Our first contribution is to extend the theory of causal abstraction to remove this limitation, building heavily on previous work. The core issue is that typical hard and soft interventions replace variable mechanisms entirely, so they are unable to isolate quantities distributed across overlapping sets of microvariables. To address this, we consider a very general type of intervention—what we call interventionals—that maps from old mechanisms to new mechanisms. While this space of operations is generally unconstrained, we isolate special classes of interventionals that form intervention algebras, satisfying two key modularity properties. Such classes can essentially be treated as hard interventions with respect to a new (‘translated’) variable space.
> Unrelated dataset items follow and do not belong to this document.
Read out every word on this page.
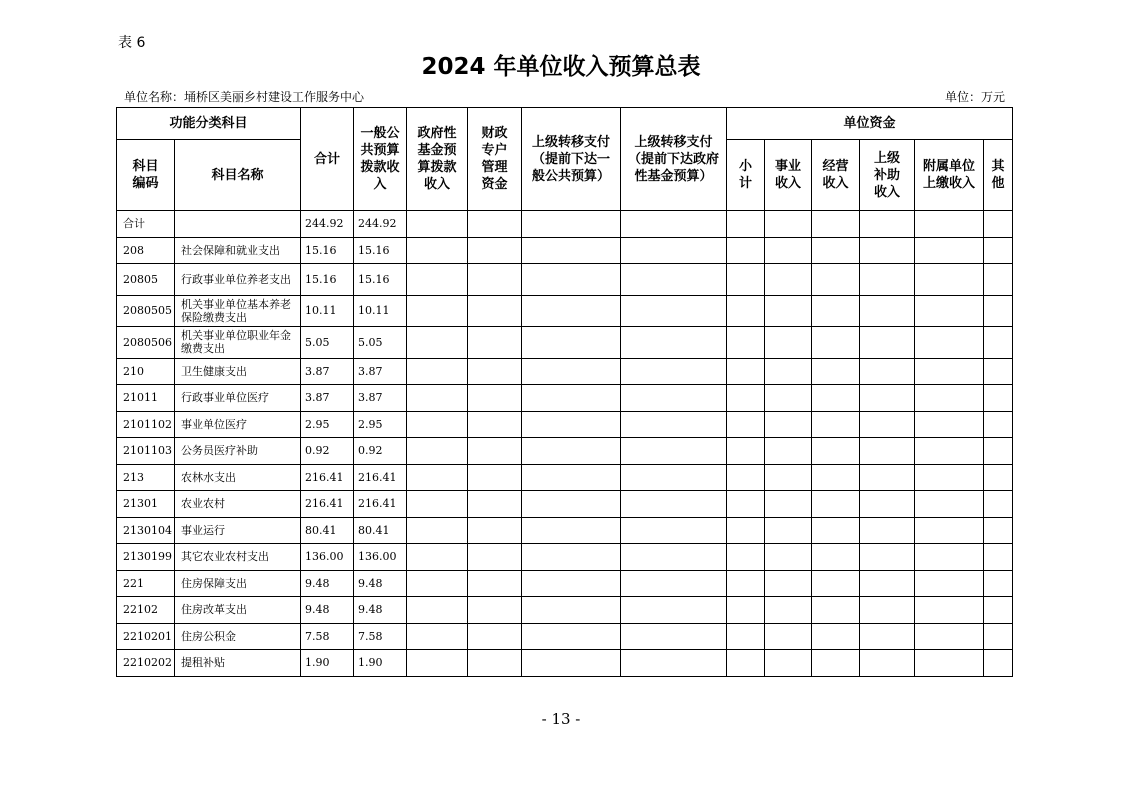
表 6
2024 年单位收入预算总表
单位名称：埇桥区美丽乡村建设工作服务中心	单位：万元
功能分类科目		合计	一般公共预算拨款收入	政府性基金预算拨款收入	财政专户管理资金	上级转移支付（提前下达一般公共预算）	上级转移支付（提前下达政府性基金预算）	单位资金					
科目编码	科目名称							小计	事业收入	经营收入	上级补助收入	附属单位上缴收入	其他
合计		244.92	244.92										
208	社会保障和就业支出	15.16	15.16										
20805	行政事业单位养老支出	15.16	15.16										
2080505	机关事业单位基本养老保险缴费支出	10.11	10.11										
2080506	机关事业单位职业年金缴费支出	5.05	5.05										
210	卫生健康支出	3.87	3.87										
21011	行政事业单位医疗	3.87	3.87										
2101102	事业单位医疗	2.95	2.95										
2101103	公务员医疗补助	0.92	0.92										
213	农林水支出	216.41	216.41										
21301	农业农村	216.41	216.41										
2130104	事业运行	80.41	80.41										
2130199	其它农业农村支出	136.00	136.00										
221	住房保障支出	9.48	9.48										
22102	住房改革支出	9.48	9.48										
2210201	住房公积金	7.58	7.58										
2210202	提租补贴	1.90	1.90										
- 13 -
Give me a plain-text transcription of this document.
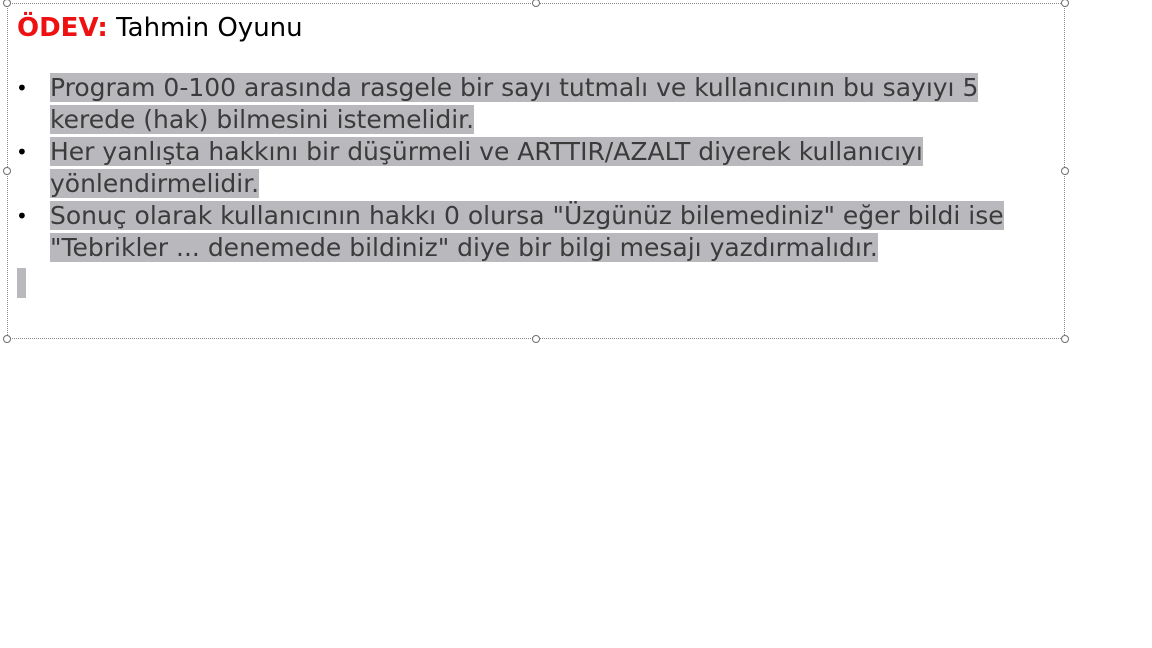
ÖDEV: Tahmin Oyunu
• Program 0-100 arasında rasgele bir sayı tutmalı ve kullanıcının bu sayıyı 5 kerede (hak) bilmesini istemelidir.
• Her yanlışta hakkını bir düşürmeli ve ARTTIR/AZALT diyerek kullanıcıyı yönlendirmelidir.
• Sonuç olarak kullanıcının hakkı 0 olursa "Üzgünüz bilemediniz" eğer bildi ise "Tebrikler ... denemede bildiniz" diye bir bilgi mesajı yazdırmalıdır.
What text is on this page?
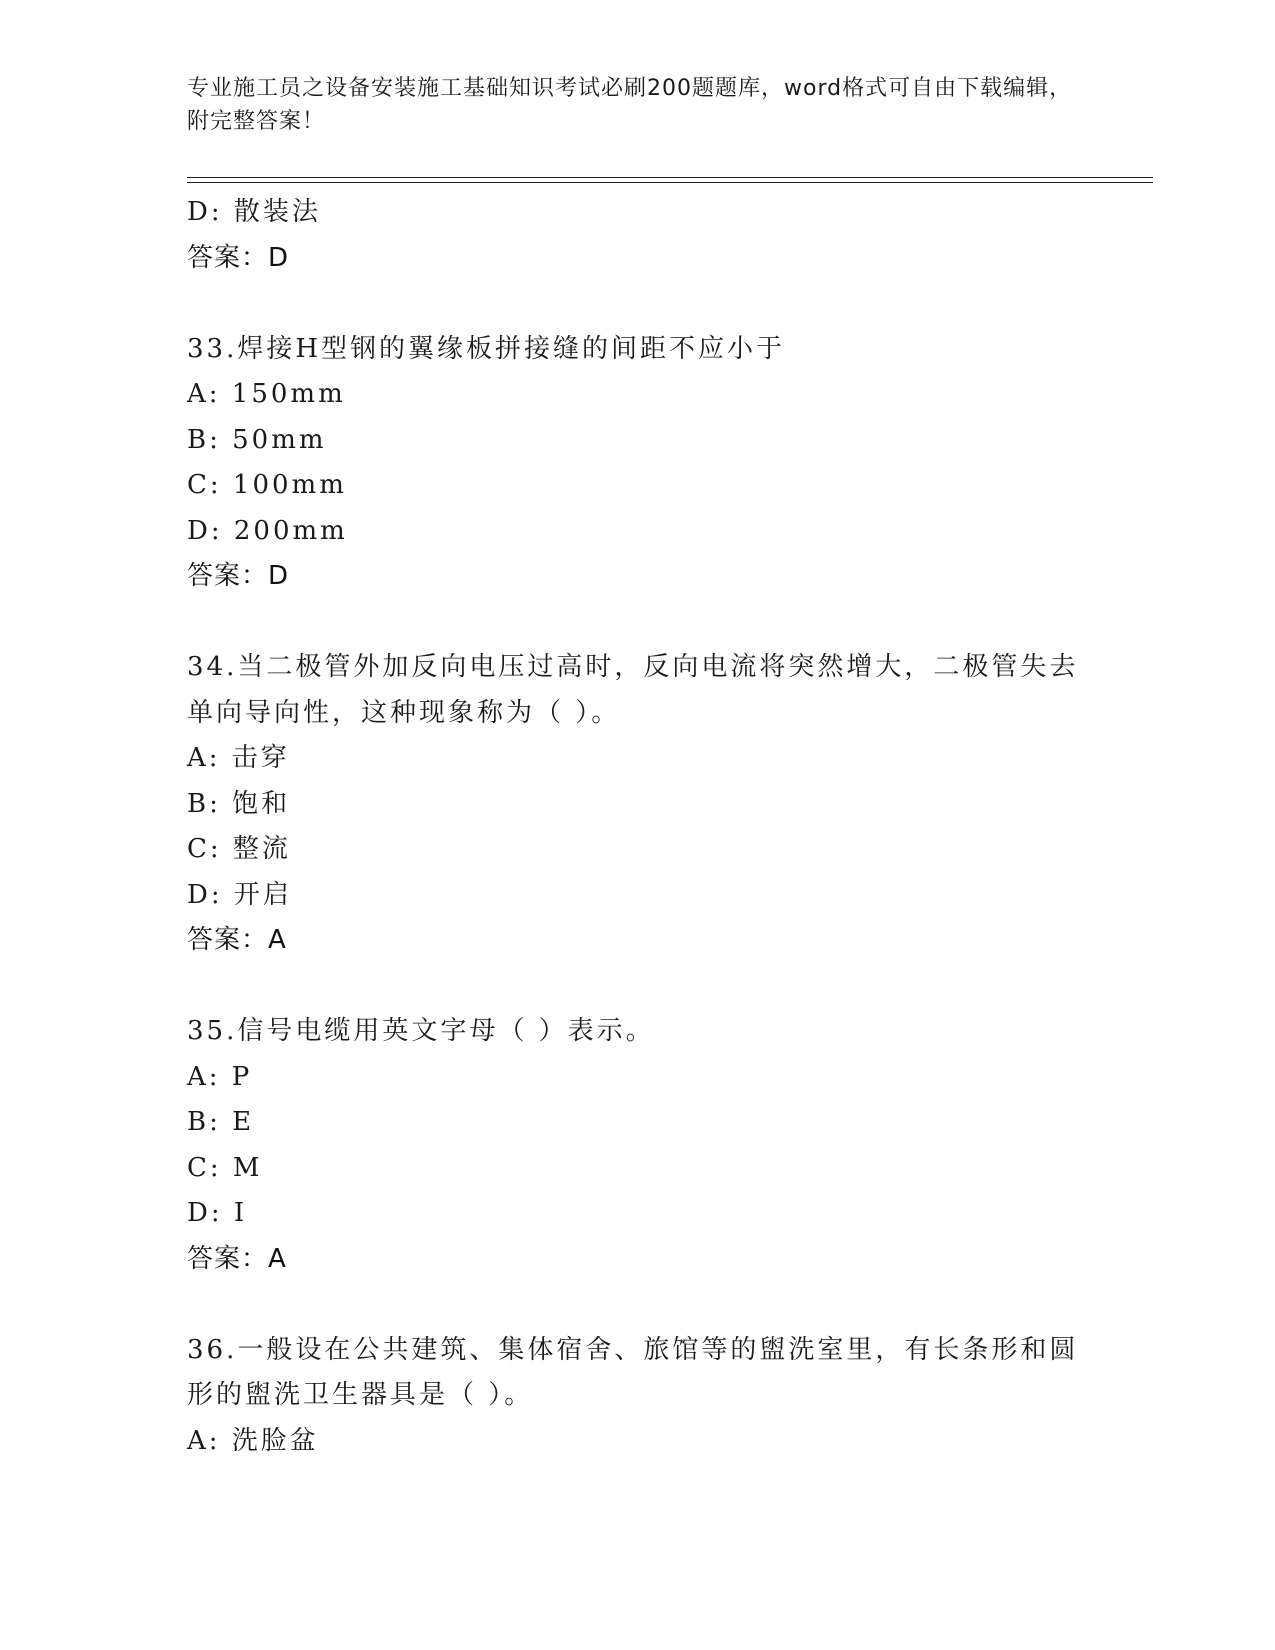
专业施工员之设备安装施工基础知识考试必刷200题题库，word格式可自由下载编辑，附完整答案！
D: 散装法
答案：D
33.焊接H型钢的翼缘板拼接缝的间距不应小于
A: 150mm
B: 50mm
C: 100mm
D: 200mm
答案：D
34.当二极管外加反向电压过高时，反向电流将突然增大，二极管失去
单向导向性，这种现象称为（ ）。
A: 击穿
B: 饱和
C: 整流
D: 开启
答案：A
35.信号电缆用英文字母（ ）表示。
A: P
B: E
C: M
D: I
答案：A
36.一般设在公共建筑、集体宿舍、旅馆等的盥洗室里，有长条形和圆
形的盥洗卫生器具是（ ）。
A: 洗脸盆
We elucidate this situation, generalizing earlier work by Rubenstein et al. (2017) and Beckers and Halpern (2019).
3 Testing Abstractions: Interchange Interventions
To validate an abstraction, we use interchange interventions:
- Base input: Run the low-level model normally.
- Source input: Extract values from a different input.
- Patch: Replace specific low-level values with source values and check if the output matches the high-level prediction.
Example:
Suppose a high-level model claims a neural network uses “noun detection” followed by “pluralisation.” To test this: - Base input: “The cat sleeps.” → Output: “cat” (singular). - Source input: “Three dogs bark.” → Extract “dogs” (plural). - Intervention: Patch “cat” neurons with “dog” activations. If the output becomes “dogs,” the abstraction holds.